This can be conceptualized CYT387 purchase as a selleck products clustering problem. The general idea behind clustering is that each element in a given cluster should be similar to other elements in the same cluster, but dissimilar to elements from other clusters. In the context of taxonomy and protein content, the clustering of a given species could be considered sound if two criteria are satisfied: first, members of the species are similar to each other (i.e. have a large core proteome); second, they are distinct from other
organisms (i.e. have many proteins found only in that species). To determine whether existing taxonomic classifications fit these criteria, we answered the following two questions.
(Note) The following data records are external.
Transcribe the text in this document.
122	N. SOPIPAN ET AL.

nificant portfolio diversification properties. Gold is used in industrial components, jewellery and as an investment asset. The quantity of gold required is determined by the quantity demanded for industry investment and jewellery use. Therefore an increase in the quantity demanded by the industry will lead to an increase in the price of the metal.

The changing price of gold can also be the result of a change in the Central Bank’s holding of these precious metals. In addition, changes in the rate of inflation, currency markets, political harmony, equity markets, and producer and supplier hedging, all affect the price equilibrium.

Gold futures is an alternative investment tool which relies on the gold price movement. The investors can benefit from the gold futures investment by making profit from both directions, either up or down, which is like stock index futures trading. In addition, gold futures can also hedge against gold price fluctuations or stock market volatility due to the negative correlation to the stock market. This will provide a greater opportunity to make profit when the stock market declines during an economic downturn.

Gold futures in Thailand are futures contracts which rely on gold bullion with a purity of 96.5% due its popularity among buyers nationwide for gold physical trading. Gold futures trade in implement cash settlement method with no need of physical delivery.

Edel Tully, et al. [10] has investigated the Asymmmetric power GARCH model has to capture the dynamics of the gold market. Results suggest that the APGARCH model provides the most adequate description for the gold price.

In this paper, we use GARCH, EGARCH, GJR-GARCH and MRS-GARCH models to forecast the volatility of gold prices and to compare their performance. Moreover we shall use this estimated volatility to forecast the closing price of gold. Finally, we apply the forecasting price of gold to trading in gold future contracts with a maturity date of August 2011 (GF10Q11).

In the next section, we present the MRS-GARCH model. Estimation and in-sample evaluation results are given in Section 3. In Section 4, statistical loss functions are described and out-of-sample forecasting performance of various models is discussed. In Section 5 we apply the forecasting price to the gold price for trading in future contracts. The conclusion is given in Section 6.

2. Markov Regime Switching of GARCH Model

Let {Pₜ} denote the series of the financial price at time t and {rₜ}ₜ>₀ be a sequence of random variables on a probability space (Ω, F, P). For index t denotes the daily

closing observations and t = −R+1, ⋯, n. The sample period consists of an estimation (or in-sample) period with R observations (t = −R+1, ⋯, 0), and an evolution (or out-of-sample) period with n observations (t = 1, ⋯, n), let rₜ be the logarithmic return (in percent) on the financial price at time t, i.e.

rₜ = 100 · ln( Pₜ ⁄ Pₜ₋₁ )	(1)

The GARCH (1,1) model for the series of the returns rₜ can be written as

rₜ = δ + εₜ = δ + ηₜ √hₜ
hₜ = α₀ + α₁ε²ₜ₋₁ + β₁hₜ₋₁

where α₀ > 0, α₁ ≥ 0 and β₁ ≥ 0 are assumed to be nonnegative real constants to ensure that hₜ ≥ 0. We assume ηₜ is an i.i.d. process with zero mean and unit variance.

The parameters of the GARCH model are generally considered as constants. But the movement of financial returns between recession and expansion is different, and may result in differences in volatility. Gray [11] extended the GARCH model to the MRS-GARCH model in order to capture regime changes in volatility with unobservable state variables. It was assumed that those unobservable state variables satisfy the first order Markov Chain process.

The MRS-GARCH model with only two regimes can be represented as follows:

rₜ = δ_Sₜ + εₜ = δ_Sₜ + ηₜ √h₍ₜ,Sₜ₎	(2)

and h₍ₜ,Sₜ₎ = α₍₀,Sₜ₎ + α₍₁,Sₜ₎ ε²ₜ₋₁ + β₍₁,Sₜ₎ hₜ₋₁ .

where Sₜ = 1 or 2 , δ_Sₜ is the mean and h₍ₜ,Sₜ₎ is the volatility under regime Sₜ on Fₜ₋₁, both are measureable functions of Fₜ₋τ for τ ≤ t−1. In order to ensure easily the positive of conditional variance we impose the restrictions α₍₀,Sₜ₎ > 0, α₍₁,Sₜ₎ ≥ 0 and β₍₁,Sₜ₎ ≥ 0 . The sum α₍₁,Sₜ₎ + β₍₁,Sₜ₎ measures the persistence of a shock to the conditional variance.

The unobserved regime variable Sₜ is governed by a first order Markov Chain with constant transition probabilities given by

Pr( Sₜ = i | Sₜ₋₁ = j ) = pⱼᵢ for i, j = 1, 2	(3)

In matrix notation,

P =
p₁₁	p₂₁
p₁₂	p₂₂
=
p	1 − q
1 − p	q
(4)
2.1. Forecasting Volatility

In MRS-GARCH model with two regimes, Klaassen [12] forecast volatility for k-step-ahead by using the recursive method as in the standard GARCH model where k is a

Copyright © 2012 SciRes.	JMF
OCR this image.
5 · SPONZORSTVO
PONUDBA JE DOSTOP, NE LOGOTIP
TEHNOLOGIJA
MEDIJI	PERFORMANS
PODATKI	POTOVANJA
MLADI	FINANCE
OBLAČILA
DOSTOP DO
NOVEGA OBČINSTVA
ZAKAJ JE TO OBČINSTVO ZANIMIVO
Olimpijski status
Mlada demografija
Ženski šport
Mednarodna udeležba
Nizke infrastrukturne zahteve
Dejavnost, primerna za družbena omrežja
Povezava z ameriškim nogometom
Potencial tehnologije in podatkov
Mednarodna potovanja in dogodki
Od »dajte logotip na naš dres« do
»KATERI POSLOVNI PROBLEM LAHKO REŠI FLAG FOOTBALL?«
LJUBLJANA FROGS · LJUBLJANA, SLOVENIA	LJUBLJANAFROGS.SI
First, is the core proteome of a particular species having N I sequenced isolates larger than the core proteome of N I randomly selected organisms from the same genus? Second, is the number of proteins that are found in all N I isolates of a given species, but none of the other organisms from the same genus (i.e. unique proteins), larger than the number of proteins found in N I randomly selected isolates of that genus, but no others? The rationale behind asking these questions is that one would expect the isolates of a given species to have a larger core proteome and unique proteome than randomly selected sets of isolates from the same genus. Thus, a PRN1371 supplier “”yes”" answer to each of the above questions
would support the species’ current taxonomic classification. In contrast, “”no”" answers
to one or both questions would suggest that the species does not fit the clustering criteria given above, and its taxonomic classification may therefore warrant reexamination. The following describes only the methodology used to address the first question; however, the methodology used to answer the second question was analogous, Etofibrate and is briefly described in the final paragraph of this section. Once again, let N I be the number of isolates that have been sequenced for a particular species S. The following methodology was performed for each species from the genera used in this study that had at least two isolates sequenced. First, a set of N I isolates from the same genus as S was randomly selected. Each random isolate was allowed to be from any species from the same genus as S; they were not limited to the species meeting the “”at least two isolates sequenced”" requirement. This set was examined to ensure that its members were not all from the same species. For instance, when generating random sets of two organisms each corresponding to the two B. thuringiensis isolates (N I = 2), a random set containing both B. thuringiensis isolates would have been disallowed, as would a random set containing two B. anthracis isolates. However, a random set containing one B. thuringiensis isolate and one B. anthracis would have been valid.